- Vietnam regrets Malaysia court's decision
- Court sets April 1 for trial to resume
Malaysia's attorney-general yesterday rejected Vietnam's request to free a woman accused of the murder of Kim Jong Nam, the half-brother of North Korea's leader, and a court set April 1 for her trial to resume.
Vietnam's call had followed Monday's release, at Indonesia's request, of an Indonesian woman, who had been accused along with the Vietnamese, Doan Thi Huong.
Huong and Siti Aisyah were charged with killing Kim Jong Nam by smearing his face with VX poison, a banned chemical weapon, at Kuala Lumpur airport in February 2017.
"It's our complaint that the public prosecution has not acted fairly and justly to Doan Thi Huong," her lawyer Hisyam Teh, who asked for an adjournment on the grounds that his client was unwell.
Teh told the court the rejection of Vietnam's request was "perverse", and a case of discrimination, as the attorney-general had favoured one party over another, since the court had ordered both to enter their defence.
Vietnam's ministers of justice and foreign affairs are communicating with their Malaysian counterparts to secure his client's release, Teh added.
Vietnam's foreign ministry said it regretted the Malaysian court's decision not to immediately free Huong.
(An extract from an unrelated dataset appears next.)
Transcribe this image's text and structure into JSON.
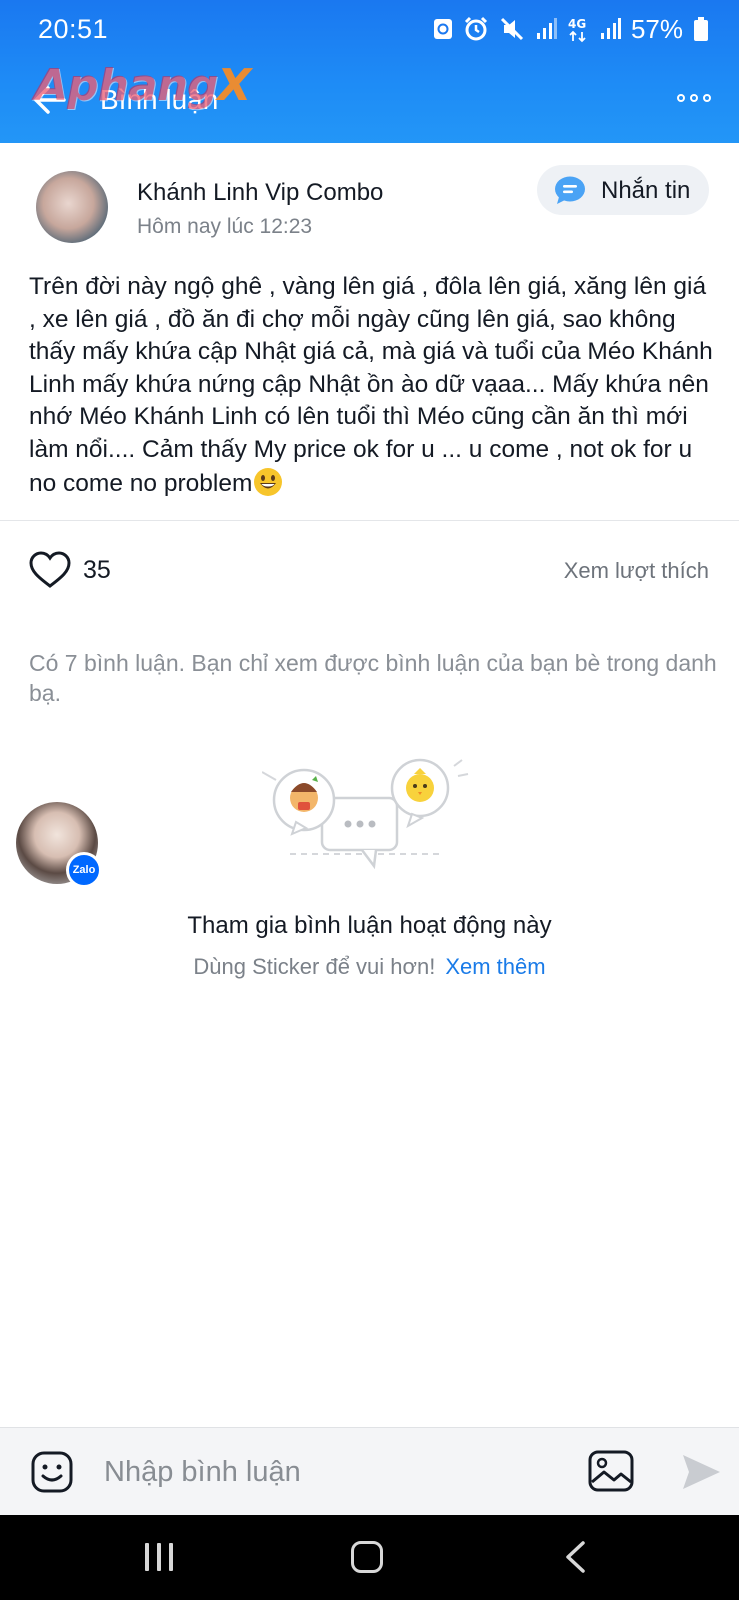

"Vietnam has mentioned this case in all its exchanges with Malaysia and we have also requested that Malaysia conduct a fair trial," foreign ministry spokeswoman Le Thi Thu Hang told a news conference in Hanoi, the capital.
Prosecutors had sprung a surprise on Monday by asking the court to drop the charge against Siti Aisyah and free her. The Indonesian embassy flew her to Jakarta the same day.